Im Zuge seiner Recherchen wandte sich Professor Andress an die KPM in Berlin, und es wurde klar, dass dieses kunsthistorisch bedeutende Werk seinen Weg zurück an seinen Ursprungsort und also nach Berlin finden musste. „Als Wissenschaftler hat mich das Wandbild sehr fasziniert, zumal es mit so spannenden Aspekten verbunden war“, sagte Andress in einer Pressemitteilung. „Nach langen Überlegungen schien es für uns die beste Lösung, es der Stiftung Königliche Porzellan-Manufaktur Berlin zu schenken. Dort ist es in ausgezeichneten Händen und kann der Öffentlichkeit zugänglich gemacht werden.“
Einzigartiges Projekt
Doch nun gilt es, die 1057 Fliesen penibel zu restaurieren und einen neuen Platz für das Werk zu finden. Dazu findet am 19. September abends ein großes Stiftungsfest in der Manufaktur statt, auf dem KPM-Inhaber Jörg Woltmann das Projekt vorstellen und um Spender werben will. „Dies ist ein Meilenstein für die Stiftung Königliche Porzellan-Manufaktur Berlin und ein Zeichen für die deutsch-amerikanische Freundschaft“, sagt Woltmann, selbst Stifter sowie Vorstandsvorsitzender der Stiftung KPM. „Wir sind stolz und sehr froh darüber, dass dieses einzigartige Produkt unseres Unternehmens nach 130 Jahren wieder den Weg nach Hause gefunden hat.“

Das Bild entworfen und seine Ausführung überwacht hat der Maler Alexander Kips, damals künstlerischer Leiter der KPM. Gefertigt wurde „Glory of Germania“ für die World’s Columbian Exhibition, eine sechs Monate dauernde Weltausstellung, die 1893 in Chicago stattfand.
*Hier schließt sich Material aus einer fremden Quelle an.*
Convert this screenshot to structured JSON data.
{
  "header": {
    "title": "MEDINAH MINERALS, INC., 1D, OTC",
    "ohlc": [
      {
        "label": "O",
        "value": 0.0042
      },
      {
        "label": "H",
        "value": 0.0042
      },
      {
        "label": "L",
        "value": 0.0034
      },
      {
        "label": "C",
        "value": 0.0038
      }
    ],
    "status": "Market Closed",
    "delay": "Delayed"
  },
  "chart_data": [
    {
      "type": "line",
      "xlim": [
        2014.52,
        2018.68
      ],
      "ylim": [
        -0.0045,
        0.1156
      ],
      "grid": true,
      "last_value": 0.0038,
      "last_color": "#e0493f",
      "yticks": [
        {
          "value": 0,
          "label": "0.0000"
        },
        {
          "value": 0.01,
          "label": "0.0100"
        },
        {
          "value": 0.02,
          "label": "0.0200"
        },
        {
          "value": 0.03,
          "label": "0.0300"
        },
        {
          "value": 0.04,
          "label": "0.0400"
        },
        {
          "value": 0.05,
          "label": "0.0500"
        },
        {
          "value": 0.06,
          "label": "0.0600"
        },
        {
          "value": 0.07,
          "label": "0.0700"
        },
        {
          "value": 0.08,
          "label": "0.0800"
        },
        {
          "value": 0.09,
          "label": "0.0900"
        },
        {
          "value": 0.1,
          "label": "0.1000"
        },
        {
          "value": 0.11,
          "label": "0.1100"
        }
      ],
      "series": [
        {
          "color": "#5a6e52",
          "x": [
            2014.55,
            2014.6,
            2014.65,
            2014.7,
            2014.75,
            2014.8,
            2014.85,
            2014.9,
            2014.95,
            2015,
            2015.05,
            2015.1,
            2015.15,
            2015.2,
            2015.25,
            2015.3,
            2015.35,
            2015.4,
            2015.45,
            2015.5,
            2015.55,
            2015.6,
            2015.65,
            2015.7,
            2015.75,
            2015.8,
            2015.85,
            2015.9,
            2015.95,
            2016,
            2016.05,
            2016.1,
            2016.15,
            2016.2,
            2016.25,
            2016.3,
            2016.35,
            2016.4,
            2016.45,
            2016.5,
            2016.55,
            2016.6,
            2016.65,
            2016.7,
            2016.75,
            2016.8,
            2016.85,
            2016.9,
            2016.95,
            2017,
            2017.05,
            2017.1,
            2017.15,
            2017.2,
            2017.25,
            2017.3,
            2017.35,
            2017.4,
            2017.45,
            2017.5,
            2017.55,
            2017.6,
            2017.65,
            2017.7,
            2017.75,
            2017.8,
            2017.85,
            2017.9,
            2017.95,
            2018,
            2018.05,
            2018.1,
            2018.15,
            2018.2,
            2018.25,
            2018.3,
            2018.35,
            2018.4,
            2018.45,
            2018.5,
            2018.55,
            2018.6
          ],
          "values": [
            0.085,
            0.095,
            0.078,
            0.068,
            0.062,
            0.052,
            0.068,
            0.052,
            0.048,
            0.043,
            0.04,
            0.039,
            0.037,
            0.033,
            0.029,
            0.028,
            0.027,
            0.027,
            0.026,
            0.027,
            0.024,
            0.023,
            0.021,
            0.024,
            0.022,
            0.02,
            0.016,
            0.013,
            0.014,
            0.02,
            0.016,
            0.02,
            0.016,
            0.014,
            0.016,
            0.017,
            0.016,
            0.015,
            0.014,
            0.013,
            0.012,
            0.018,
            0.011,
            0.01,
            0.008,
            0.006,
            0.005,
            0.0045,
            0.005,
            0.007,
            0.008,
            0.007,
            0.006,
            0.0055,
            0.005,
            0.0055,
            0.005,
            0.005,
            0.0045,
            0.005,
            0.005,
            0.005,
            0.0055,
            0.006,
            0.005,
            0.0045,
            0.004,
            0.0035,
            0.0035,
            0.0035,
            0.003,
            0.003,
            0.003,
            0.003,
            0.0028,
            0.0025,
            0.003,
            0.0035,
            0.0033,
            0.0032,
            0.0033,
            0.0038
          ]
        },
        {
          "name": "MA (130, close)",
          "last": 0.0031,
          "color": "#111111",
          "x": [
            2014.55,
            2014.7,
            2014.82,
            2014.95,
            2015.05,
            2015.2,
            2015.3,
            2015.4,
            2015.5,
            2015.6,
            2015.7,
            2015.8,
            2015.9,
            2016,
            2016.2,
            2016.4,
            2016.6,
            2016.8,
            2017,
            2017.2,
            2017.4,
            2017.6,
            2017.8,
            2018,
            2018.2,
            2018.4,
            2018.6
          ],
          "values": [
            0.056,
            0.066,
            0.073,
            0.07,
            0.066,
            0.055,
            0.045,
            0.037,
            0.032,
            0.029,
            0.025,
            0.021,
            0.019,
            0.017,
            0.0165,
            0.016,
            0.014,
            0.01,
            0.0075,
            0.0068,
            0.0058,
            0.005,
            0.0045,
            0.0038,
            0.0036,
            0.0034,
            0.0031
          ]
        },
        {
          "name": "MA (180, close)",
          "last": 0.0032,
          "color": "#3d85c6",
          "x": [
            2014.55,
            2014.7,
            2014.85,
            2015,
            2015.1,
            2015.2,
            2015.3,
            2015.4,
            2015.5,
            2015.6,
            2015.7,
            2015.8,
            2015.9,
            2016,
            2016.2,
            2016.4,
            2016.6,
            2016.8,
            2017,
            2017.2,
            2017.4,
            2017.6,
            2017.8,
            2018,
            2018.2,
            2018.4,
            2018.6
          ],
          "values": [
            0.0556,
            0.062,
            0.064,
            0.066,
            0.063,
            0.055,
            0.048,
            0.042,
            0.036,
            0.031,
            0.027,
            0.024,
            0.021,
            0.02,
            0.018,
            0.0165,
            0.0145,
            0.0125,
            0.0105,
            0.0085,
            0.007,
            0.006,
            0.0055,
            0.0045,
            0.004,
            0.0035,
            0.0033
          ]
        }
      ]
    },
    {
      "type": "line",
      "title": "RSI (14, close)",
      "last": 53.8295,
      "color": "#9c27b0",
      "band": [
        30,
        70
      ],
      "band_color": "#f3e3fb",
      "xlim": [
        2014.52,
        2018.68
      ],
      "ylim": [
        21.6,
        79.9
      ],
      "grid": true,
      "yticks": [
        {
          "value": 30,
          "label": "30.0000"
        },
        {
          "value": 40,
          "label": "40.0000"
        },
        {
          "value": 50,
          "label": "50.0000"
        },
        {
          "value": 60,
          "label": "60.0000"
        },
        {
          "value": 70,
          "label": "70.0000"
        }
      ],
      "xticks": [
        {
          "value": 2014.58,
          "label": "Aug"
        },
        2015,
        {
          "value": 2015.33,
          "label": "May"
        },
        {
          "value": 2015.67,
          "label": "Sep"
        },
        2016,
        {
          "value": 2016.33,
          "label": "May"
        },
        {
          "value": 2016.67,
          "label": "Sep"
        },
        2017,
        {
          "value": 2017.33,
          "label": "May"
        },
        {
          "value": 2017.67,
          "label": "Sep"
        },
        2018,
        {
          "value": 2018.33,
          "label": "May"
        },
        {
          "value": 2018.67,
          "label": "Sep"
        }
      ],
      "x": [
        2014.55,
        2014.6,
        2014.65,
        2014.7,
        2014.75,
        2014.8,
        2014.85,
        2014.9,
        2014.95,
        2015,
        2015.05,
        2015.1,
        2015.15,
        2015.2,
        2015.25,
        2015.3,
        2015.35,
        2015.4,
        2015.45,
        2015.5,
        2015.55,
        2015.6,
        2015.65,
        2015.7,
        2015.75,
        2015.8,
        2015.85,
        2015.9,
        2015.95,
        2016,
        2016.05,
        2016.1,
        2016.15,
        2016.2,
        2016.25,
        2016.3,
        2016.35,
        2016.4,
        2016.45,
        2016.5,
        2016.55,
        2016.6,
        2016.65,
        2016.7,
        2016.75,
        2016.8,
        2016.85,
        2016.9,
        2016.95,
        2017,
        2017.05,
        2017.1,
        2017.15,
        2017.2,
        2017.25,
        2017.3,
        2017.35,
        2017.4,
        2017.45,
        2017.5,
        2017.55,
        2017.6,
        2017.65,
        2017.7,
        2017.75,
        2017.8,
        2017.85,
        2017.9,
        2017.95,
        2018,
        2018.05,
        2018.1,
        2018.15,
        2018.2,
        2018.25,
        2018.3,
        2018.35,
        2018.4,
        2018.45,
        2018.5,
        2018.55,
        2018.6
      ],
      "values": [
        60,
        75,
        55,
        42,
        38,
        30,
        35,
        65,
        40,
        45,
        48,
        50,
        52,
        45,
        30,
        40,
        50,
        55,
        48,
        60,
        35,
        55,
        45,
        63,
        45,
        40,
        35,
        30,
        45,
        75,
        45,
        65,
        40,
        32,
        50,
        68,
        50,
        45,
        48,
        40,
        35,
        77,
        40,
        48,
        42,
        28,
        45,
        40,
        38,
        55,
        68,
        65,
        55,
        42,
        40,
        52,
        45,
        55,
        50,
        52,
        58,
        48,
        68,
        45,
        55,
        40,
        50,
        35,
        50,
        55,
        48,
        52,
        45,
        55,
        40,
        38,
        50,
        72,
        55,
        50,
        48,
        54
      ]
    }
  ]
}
Angesichts der Machtposition des kaiserlichen Deutschlands in Europa nach Bismarcks Vereinigung von 1871 war klar, dass die noch junge Nation bei dieser Schau der Nationen erstklassig vertreten sein musste. „Umso mehr, da sie diese 1889 in Paris noch boykottiert hatte, und zwar als Teil einer Koalition europäischer Monarchien im Protest gegen die Feiern zum Jahrhundert-Jubiläum der Französischen Revolution, die gleichzeitig stattfanden“, erläutert Professor Andress in einem Bericht der Fachzeitschrift Keramos. „Etwa 3,6 Millionen Reichsmark wurden vom Kaiserreich beiseitegelegt, um die Beteiligung Deutschlands an der Schau zu finanzieren.“ Deutsche Hauptattraktion war klar die „Porcelain Porch“, ein Flachpavillon mit dem Gemälde aus der Königlichen Porzellan-Manufaktur Berlin. Kips war für die Installation selbst von Berlin nach Chicago gereist, oder wie die Chicago Daily Tribune zu berichten wusste: „Prof. Kips has seen personally to its mounting and thanks to careful packing it stood the passage from Germany unhurt by so much as a scratch.“
Und nun zum Bild selbst. Eine Allegorie der weltlichen Göttin Germania als Schutzpatronin von Wissenschaft und Kunst wird unten gerahmt von Größen der deutschen Kunst- und Geistesgeschichte, darunter Johannes Gutenberg, Albrecht Dürer und der Mathematiker und Philosoph Gottfried Wilhelm Leibniz. Aber auch Johann Friedrich Böttger, der als Erfinder des europäischen Porzellans gilt, errang einen Ehrenplatz in der Riege der Kunst und Handwerk befördernden Deutschen. Dazu sollte man wissen: Chicago war 1893, nach Berlin und New York, weltweit die Stadt mit der drittgrößten deutschsprachigen Einwohnerschaft. Nach der Weltausstellung ging das Porzellanbild in den Besitz des dortigen Germania Clubs über (es gab damals noch über 400 deutsche Vereine in Chicago) und wurde an der Westwand des Ballsaals installiert. Während seiner USA-Reise saß Bundeskanzler Konrad Adenauer bei einem Bankett im Club am 14. April 1953 in unmittelbarer Nähe des Werks, wie ein historisches Foto zeigt.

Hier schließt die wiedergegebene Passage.